Question

I NEEED HELP!!!!! Upon using Thomas Young’s double-slit experiment to obtain measurements, the following data were obtained. Use these data to determine the wavelength of light being used to create the interference pattern.
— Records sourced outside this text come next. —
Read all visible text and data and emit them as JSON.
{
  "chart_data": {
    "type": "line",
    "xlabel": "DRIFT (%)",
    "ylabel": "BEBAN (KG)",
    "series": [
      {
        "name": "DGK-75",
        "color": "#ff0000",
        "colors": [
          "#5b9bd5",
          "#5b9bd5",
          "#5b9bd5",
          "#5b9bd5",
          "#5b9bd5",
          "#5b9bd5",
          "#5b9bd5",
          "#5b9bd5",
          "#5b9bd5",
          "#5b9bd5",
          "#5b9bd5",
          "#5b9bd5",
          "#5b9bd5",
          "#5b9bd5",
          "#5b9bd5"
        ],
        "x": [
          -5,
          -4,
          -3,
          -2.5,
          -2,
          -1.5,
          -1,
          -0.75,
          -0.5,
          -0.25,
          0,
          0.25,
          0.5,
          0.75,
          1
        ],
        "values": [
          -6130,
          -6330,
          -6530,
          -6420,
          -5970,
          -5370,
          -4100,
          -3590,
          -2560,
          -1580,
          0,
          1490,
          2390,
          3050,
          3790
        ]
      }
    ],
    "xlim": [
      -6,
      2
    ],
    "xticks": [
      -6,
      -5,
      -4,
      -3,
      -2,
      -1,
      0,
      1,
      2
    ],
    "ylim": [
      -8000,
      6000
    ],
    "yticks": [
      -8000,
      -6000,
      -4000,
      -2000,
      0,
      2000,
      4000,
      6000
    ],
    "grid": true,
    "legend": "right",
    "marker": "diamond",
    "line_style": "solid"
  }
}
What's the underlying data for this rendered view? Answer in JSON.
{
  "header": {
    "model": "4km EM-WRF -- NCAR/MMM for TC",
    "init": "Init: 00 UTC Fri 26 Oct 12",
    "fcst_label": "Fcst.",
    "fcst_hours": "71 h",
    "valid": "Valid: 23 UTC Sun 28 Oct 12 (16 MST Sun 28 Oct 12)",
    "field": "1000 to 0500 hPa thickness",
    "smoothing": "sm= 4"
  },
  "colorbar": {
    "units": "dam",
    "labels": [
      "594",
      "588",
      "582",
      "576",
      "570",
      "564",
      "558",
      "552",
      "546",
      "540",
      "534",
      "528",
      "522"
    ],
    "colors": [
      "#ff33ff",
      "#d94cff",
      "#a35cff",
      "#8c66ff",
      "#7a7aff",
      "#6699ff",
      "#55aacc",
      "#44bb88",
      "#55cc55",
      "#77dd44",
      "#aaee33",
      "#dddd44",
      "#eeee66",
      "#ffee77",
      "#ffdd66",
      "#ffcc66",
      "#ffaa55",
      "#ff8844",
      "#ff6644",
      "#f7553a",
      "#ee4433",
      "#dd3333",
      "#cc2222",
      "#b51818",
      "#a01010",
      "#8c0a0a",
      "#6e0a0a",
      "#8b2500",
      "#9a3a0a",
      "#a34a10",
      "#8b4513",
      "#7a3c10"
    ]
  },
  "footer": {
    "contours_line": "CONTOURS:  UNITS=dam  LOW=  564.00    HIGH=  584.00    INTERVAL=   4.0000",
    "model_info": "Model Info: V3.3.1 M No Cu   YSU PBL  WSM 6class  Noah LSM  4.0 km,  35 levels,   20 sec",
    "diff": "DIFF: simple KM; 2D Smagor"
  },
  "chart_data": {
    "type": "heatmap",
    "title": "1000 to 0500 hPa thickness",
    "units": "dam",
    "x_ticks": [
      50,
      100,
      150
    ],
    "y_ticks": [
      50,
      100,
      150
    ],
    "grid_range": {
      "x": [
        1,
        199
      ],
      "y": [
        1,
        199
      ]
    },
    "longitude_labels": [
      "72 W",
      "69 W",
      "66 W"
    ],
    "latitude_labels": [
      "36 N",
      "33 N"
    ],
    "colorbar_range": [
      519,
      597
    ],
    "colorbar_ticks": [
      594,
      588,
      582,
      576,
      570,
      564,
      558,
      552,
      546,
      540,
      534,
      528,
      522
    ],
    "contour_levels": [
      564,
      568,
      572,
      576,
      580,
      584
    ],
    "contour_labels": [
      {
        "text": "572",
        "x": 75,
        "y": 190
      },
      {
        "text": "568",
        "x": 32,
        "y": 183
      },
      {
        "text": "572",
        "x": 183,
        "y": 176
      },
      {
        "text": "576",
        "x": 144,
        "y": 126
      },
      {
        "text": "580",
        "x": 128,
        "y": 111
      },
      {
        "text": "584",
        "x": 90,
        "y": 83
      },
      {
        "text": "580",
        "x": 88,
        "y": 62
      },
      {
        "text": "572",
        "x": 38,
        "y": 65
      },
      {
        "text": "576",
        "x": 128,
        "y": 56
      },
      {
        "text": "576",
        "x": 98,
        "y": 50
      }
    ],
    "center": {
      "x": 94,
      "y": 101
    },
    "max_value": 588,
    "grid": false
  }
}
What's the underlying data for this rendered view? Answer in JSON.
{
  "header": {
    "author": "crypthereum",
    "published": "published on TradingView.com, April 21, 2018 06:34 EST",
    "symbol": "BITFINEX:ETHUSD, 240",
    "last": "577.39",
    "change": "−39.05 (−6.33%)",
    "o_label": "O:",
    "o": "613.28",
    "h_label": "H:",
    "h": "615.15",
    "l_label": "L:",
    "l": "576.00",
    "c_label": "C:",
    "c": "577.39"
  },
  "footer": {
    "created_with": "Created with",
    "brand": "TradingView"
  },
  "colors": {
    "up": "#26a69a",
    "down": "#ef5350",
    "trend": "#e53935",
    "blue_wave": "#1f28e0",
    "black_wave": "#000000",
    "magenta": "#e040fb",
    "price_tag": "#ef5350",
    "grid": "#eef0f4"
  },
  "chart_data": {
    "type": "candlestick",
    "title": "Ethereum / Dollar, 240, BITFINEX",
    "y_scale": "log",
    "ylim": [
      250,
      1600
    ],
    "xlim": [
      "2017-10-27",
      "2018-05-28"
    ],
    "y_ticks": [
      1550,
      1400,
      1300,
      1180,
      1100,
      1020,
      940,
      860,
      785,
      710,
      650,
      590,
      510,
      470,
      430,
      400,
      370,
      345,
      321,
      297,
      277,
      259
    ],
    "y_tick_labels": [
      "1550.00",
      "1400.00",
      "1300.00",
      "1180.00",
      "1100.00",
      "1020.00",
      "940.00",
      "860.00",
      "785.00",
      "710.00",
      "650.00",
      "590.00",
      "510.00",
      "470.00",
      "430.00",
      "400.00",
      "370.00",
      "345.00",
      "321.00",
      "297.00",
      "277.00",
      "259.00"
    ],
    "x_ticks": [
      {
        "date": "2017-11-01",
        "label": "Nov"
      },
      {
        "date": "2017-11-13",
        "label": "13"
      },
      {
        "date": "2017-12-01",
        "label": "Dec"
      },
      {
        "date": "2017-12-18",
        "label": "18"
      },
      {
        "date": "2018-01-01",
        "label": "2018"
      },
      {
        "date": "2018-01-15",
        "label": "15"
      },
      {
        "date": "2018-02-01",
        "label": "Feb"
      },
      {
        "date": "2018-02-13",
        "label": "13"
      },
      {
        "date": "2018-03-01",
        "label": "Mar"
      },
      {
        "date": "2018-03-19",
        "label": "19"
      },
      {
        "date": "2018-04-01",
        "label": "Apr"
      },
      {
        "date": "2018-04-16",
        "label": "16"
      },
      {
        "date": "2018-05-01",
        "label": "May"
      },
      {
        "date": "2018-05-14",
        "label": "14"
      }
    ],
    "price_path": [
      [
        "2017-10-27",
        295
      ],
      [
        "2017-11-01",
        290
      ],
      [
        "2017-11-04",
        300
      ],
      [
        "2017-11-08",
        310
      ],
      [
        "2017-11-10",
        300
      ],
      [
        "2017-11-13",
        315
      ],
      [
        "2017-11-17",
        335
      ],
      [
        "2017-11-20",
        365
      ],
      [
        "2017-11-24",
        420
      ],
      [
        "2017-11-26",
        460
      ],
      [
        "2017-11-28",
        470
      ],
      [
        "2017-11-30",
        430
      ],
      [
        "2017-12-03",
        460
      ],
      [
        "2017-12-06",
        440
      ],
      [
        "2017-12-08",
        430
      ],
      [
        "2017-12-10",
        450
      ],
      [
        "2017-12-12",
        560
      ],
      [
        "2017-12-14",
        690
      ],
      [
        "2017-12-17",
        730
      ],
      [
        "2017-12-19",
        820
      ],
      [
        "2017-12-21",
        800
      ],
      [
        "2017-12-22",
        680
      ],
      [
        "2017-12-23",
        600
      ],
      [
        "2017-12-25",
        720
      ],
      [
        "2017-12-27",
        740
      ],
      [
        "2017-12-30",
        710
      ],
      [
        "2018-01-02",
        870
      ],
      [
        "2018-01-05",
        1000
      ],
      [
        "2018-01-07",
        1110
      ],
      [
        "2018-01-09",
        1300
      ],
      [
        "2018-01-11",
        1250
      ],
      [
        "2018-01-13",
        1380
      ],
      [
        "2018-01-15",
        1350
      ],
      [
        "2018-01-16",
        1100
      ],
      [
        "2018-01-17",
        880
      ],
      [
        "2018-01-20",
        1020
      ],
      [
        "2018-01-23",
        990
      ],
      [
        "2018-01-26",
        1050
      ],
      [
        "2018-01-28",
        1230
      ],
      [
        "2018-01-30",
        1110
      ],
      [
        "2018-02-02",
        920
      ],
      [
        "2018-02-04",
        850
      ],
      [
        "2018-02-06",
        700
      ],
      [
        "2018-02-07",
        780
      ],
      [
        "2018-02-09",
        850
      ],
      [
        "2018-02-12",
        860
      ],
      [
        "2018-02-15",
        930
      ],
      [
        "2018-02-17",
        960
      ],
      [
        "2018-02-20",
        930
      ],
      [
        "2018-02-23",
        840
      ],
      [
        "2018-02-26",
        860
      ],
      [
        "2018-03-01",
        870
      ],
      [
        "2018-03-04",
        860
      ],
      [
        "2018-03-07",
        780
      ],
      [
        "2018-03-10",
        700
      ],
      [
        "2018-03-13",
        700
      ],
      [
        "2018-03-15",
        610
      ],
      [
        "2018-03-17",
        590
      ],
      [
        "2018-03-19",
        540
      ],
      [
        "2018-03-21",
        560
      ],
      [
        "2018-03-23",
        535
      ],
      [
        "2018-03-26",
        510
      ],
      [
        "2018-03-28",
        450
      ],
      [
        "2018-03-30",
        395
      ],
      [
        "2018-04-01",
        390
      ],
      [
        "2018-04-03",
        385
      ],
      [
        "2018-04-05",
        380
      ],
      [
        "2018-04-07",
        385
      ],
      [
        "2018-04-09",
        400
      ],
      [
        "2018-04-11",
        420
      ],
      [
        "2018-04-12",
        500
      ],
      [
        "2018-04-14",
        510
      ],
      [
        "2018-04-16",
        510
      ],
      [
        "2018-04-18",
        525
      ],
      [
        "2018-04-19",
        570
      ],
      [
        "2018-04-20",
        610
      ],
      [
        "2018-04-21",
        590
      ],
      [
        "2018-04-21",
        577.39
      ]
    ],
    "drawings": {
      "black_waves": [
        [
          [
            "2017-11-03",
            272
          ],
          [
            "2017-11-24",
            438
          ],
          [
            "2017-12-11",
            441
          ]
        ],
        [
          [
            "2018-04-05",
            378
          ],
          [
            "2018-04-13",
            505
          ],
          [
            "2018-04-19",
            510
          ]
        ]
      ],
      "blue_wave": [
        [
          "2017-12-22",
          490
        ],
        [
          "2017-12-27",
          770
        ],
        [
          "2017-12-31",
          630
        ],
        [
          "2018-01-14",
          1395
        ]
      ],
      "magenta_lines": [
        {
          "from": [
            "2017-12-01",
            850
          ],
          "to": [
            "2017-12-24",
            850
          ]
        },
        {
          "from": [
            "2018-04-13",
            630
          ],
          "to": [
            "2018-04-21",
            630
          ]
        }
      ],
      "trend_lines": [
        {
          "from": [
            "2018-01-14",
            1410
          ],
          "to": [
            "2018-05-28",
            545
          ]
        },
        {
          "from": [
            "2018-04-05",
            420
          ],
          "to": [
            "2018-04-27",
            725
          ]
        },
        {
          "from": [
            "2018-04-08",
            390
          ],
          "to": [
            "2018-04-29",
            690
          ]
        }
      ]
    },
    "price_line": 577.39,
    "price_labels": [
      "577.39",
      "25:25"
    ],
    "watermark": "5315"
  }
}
Do this using three different methods.
The angle to the eighth maximum is 1.12°.
The distance from the slits to the screen is 302.0 cm.
The distance from the central maximum to the fifth minimum is 3.33cm.
The distance between the slits is 0.000250 m

Answer 1

The correct answer is
`6.1*10^(-7)\:m`

Step-by-step explanation:

The distance from the central maxima to 5th minimum is:

`x_(5n)-x_(0) =3.33\:cm=0.033\:m`

The distance between the slits and the screen:

`L = 302\:cm = 3.02\:m`

Distance between 2 slits:
`d = 0.00025\:m`

`(n-(1)/(2))\lambda=(d(x_n))/(L)`

For fifth minima, n = 5... so we have:

`x_(5n)=(9\lambda L)/(2d)`

For central maxima, n = 0... so we have:

`x_(0)=(n\lambda L)/(d)=0`

So the distance from central maxima to 5th minimum is:

`(9\lambda \:L)/(2d)-0=0.033` (Putting the values, we get):

`\Rightarrow \lambda = 6.1* 10^(-7)\:m`

Best Regards!

Answer 2

The wavelength is approximately 611 nm

Step-by-step explanation:

We can use the formula for the condition of maximum of interference given by:

`d\,sin(\theta)=m\,\lambda\\(0.000250\,\,m)\,\,sin(1.12^o)=8\,\lambda\\\lambda=(1)/(8) \,(0.000250\,\,m)\,\,sin(1.12^o)\\\lambda \approx 610.8\,\,nm`

We can also use the formula for the distance from the central maximum to the 5th minimum by first finding the tangent of the angle to that fifth minimum:

`tan(\theta)=(y)/(D)\\ tan(\theta)=(0.0333)/(3.02) =0.011026`

and now using it in the general formula for minimum:

`d\,sin(\theta)\approx d\,tan(\theta)=(m-(1)/(2) )\,\lambda\\\lambda\approx 0.00025\,(0.011026)/(4.5)\,\,m\\\lambda\approx 612.55\,\,nm`